2 MINUTOS DE LEITURA

A Última Cabra Brava

Desde tempos imemoriais que viviam ali, no meio das pedras e dos penhascos. Clãs irrequietos que pululavam pelas serranias, cabriolavam atravessando os abismos e as pedras instáveis de um pulo. Pela sua perícia, mastigavam os brotos que nasciam no meio das pedras, cheiravam as tempestades e ouviam o chão pelos cascos sensíveis. No inverno aninhavam-se nas covas das alturas ventosas, em ninhos de corpos familiares e quentes, debaixo das estrelas. No início da primavera, os machos, com os seus longos chifres, lutavam por território e pelo direito de procriar. 

Lá, no topo das serras, sentiam-se à beira do mundo, a tocar o céu com os seus cornos torcidos. Animais orgulhosos e soberanos, das pedras e dos ventos.

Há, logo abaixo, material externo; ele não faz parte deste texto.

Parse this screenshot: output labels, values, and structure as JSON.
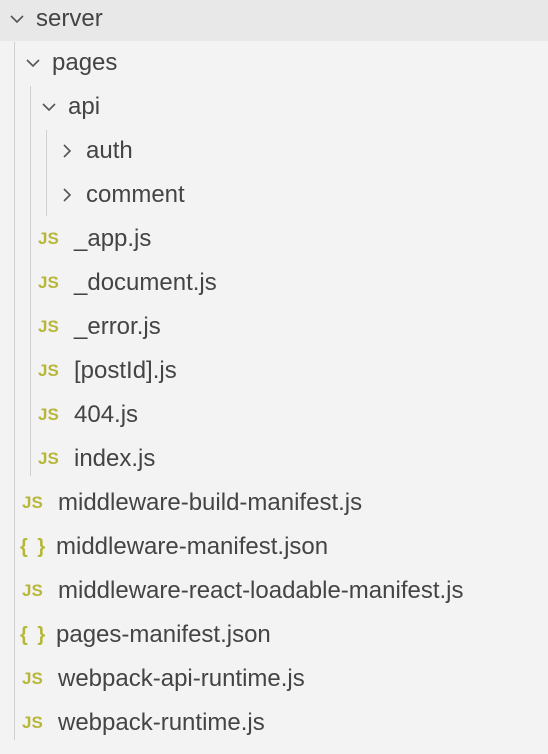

Medo? Só tinham dos lobos, das matilhas que se escondiam nas sombras e ousavam segui-los pelos caminhos tortuosos. O seu bravo equilíbrio caprino geralmente deixava-os para trás. Humanos também os caçavam, pela carne, pela pele e pêlo, pelos cornos como troféu e pelo bezoar, a pedra mágica que carregavam no intestino. As pessoas diziam que os poderes do bezoar diagnosticavam e curavam maleitas da raiva. Mas, na caçada corpo a corpo, a destreza das cabras serranas, nas subidas íngremes, sempre as ajudava a escapar.

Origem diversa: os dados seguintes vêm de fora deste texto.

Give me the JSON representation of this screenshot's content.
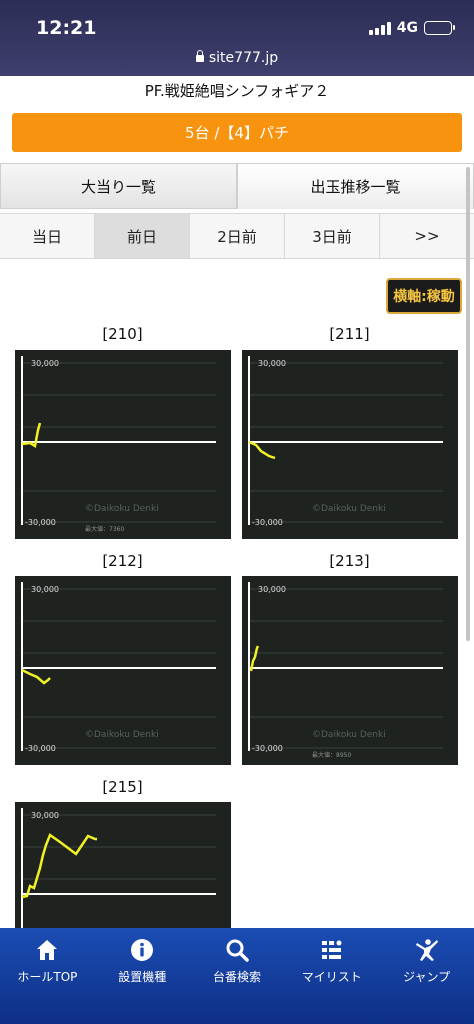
{
  "status_bar": {
    "time": "12:21",
    "network": "4G",
    "url": "site777.jp"
  },
  "page": {
    "title": "PF.戦姫絶唱シンフォギア２",
    "summary": "5台 /【4】パチ"
  },
  "tabs": [
    {
      "label": "大当り一覧",
      "active": false
    },
    {
      "label": "出玉推移一覧",
      "active": true
    }
  ],
  "day_tabs": [
    {
      "label": "当日",
      "selected": false
    },
    {
      "label": "前日",
      "selected": true
    },
    {
      "label": "2日前",
      "selected": false
    },
    {
      "label": "3日前",
      "selected": false
    },
    {
      "label": ">>",
      "selected": false
    }
  ],
  "axis_button": "横軸:稼動",
  "graphs": [
    {
      "machine": "[210]",
      "y_max_label": "30,000",
      "y_min_label": "-30,000",
      "watermark": "©Daikoku Denki",
      "max_note": "最大値：7360"
    },
    {
      "machine": "[211]",
      "y_max_label": "30,000",
      "y_min_label": "-30,000",
      "watermark": "©Daikoku Denki",
      "max_note": ""
    },
    {
      "machine": "[212]",
      "y_max_label": "30,000",
      "y_min_label": "-30,000",
      "watermark": "©Daikoku Denki",
      "max_note": ""
    },
    {
      "machine": "[213]",
      "y_max_label": "30,000",
      "y_min_label": "-30,000",
      "watermark": "©Daikoku Denki",
      "max_note": "最大値：8950"
    },
    {
      "machine": "[215]",
      "y_max_label": "30,000",
      "y_min_label": "",
      "watermark": "",
      "max_note": ""
    }
  ],
  "bottom_nav": [
    {
      "label": "ホールTOP",
      "icon": "home-icon"
    },
    {
      "label": "設置機種",
      "icon": "info-icon"
    },
    {
      "label": "台番検索",
      "icon": "search-icon"
    },
    {
      "label": "マイリスト",
      "icon": "list-icon"
    },
    {
      "label": "ジャンプ",
      "icon": "jump-icon"
    }
  ],
  "colors": {
    "accent_orange": "#f7930e",
    "nav_blue": "#1b4db4",
    "graph_line": "#f1f224",
    "graph_bg": "#1e2320",
    "axis_button_text": "#f5c542"
  }
}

Mas, os tempos mudaram e as ferramentas dos homens transformaram-se, agora mais velozes e certeiras. Balas passaram a voar pelas serras, matando à distância. A fuga cada vez mais difícil. Escapar cada vez mais impossível. Os clãs das cabras bravas cada vez mais reduzidos. Famílias pequenas em fuga perpétua pelo terreno instável. Os seus cornos um troféu cada vez mais procurado, o seu bezoar uma magia cada vez solicitada.

Agora, ambos, lobos e Cabras, desapareciam rapidamente, em constantes batidas para manter pasto e segurança dos rebanhos domésticos. As Cabras Bravas, esventradas, dizimadas e diminuídas por enfermidades do gado doméstico, foram desaparecendo das cercanias. Já não se escutava o seu balir ou o choque trovejante dos seus cornos nas lutas de primavera.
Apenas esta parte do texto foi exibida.